As a memoir writer, I try to keep up with reading different types of memoirs. Yes, a memoir is a memoir, but every memoir writer has their own style of revealing their stories, and when it comes to Hunter Thompson, this had to be one of the raunchiest reads I’ve come across in memoir. Although the genre specification is listed as ‘nonfiction journalism’, nonetheless it’s a memoir spanning one week, and a journalistic tale of a wild ride through the Nevada desert in a time where ‘Sin city’ surely adopted its name.
This cult classic of gonzo journalism is the best chronicle of drug-soaked, addle-brained, rollicking good times ever committed to the printed page. It is also the tale of a long weekend road trip that has gone down in the annals of American pop culture as one of the strangest journeys ever undertaken.
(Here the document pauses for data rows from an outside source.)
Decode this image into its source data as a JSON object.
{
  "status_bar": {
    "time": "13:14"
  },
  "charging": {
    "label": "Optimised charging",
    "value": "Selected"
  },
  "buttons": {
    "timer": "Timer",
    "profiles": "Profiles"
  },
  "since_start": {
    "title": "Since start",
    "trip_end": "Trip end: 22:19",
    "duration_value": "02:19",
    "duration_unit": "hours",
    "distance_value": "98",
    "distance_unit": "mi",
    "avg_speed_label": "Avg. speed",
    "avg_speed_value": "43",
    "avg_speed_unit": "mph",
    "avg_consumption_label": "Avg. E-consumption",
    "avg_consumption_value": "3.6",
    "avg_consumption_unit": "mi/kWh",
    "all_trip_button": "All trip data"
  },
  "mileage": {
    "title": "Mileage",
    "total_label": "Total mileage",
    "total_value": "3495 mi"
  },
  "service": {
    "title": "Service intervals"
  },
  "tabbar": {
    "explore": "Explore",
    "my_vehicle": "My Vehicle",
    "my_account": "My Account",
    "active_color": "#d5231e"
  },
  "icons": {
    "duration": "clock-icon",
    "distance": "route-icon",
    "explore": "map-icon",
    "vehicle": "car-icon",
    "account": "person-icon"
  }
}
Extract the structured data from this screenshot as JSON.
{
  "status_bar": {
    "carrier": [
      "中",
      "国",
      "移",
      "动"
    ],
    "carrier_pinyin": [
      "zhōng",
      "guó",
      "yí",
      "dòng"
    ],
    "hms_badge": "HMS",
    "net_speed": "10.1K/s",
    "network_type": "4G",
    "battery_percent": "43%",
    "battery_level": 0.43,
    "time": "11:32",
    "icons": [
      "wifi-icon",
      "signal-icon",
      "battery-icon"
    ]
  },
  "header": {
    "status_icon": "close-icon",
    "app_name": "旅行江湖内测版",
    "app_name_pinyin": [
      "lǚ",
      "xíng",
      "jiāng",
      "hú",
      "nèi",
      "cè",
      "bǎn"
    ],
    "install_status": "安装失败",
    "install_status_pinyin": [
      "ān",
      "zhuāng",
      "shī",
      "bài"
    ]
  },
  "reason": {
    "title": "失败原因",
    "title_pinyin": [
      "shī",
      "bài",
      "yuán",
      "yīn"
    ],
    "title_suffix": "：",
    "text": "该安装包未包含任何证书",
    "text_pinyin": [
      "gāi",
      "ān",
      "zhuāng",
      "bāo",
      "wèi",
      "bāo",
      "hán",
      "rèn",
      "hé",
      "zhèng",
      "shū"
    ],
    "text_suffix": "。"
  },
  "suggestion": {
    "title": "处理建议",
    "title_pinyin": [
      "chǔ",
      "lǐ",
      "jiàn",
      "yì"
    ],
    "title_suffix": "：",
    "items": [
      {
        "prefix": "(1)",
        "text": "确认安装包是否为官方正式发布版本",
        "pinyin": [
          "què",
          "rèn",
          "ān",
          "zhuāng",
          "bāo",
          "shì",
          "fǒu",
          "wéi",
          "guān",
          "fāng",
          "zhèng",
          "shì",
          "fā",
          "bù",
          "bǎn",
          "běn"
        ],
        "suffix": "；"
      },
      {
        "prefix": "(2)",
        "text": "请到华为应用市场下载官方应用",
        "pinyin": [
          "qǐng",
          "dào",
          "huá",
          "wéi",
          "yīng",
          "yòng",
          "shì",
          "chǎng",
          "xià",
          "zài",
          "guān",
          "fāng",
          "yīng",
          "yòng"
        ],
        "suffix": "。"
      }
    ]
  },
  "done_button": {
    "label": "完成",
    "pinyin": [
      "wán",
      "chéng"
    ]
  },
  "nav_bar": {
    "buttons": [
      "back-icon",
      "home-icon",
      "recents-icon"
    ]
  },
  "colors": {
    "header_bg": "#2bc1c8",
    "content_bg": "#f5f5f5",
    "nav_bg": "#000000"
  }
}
Now a major motion picture from Universal, directed by Terry Gilliam and starring Johnny Depp and Benicio del Toro.
My 5 Star Review
This book has been touted as one of the most grotesque, yet fascinating reads of the drug decade. I found it a toxic and intoxicating, and intriguing look at the author on a reckless tirade of a drug induced journey while supposedly covering a writing assignment. Thompson takes his partner in crime, his attorney at large, literally and figuratively, with him for company in this piece of absurd Americana 1971.
Five revolting and almost unbelievable days worth of stories take us into a world of drugs, delirium and disgust, yet I couldn’t help but stay captivated while taken on the wild roller coaster ride of law-breaking pandemonium with these two characters.
This book is an education on drugs, a view inside an addict’s mind at a time where most of it could actually have happened and gone unpunished. This is no literary masterpiece, but a fascinating read and regarded as one of the most infamous reads of the drug era.